A picture is worth a thousand words.
Role model
In 2022, we had started to market our pricing method “Implicit Price Intelligence” as a DIY tool. Then I had an idea. We invited our target group to a webinar where each participant had to take part in a 5-minute survey as a prerequisite for access. Our tool itself was used in this survey and the target group’s willingness to pay for the tool was measured. I then presented the procedure and the results in the webinar – along with the agreed price change. The price was increased by 20 percent for frequent buyers, but reduced by 30 percent for newcomers.
“Drink your own wine”, as the saying goes.
It makes intuitive sense. But is that really necessary?
Convincing others is a difficult game. You can deceive and manipulate. Or you can adapt to your counterpart for nobler motives and present the information to them in the way they can best absorb it.

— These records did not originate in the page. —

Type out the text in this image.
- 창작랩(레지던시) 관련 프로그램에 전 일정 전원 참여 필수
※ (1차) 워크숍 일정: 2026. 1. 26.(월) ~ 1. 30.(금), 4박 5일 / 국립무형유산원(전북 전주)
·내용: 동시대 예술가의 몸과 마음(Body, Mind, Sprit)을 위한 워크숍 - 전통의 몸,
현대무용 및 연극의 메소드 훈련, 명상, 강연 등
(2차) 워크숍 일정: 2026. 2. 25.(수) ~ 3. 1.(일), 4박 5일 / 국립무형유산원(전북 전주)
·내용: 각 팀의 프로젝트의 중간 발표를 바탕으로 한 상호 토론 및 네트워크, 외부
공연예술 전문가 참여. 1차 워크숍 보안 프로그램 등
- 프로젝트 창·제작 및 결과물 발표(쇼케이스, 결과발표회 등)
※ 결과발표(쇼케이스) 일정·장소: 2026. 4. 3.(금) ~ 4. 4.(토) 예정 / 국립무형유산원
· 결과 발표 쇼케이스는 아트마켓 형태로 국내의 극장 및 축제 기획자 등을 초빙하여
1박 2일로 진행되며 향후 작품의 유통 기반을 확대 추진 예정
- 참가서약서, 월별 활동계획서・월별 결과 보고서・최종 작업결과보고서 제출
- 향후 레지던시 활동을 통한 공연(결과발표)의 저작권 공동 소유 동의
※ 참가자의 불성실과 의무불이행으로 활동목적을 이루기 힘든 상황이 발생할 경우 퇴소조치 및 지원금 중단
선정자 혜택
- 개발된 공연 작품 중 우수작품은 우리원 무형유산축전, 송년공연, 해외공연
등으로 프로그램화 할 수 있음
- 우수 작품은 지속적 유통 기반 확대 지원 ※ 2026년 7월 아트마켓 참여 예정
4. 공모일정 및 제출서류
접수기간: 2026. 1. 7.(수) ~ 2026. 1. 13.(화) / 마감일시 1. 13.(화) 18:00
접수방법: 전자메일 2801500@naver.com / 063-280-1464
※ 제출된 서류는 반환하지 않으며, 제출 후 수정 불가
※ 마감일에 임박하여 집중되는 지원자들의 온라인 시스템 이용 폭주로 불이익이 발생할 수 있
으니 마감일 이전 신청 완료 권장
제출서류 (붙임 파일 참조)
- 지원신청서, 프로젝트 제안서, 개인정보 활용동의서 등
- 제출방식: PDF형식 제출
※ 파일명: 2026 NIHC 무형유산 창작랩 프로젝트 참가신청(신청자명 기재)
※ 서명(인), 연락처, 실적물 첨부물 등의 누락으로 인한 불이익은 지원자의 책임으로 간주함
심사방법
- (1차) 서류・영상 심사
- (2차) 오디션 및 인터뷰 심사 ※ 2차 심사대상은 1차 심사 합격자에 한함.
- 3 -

However, the decisive factor is the intention. Whenever your own interests do not fully coincide with those of your counterpart, persuasion can turn into manipulation. However, people usually smell manipulation attempts “three miles upwind”.
If we manage to free ourselves from the need to convince, if we allow our counterpart to form their own opinion, we unconsciously send a strong message.
This message is reinforced if you set a good example yourself, if you have the opportunity to pilot the proposal on a small scale and take risks yourself.
Actions are more powerful than words.
If you want to inspire rather than persuade, you can be sure that you will achieve more. By setting a good example, you make your attitude visible.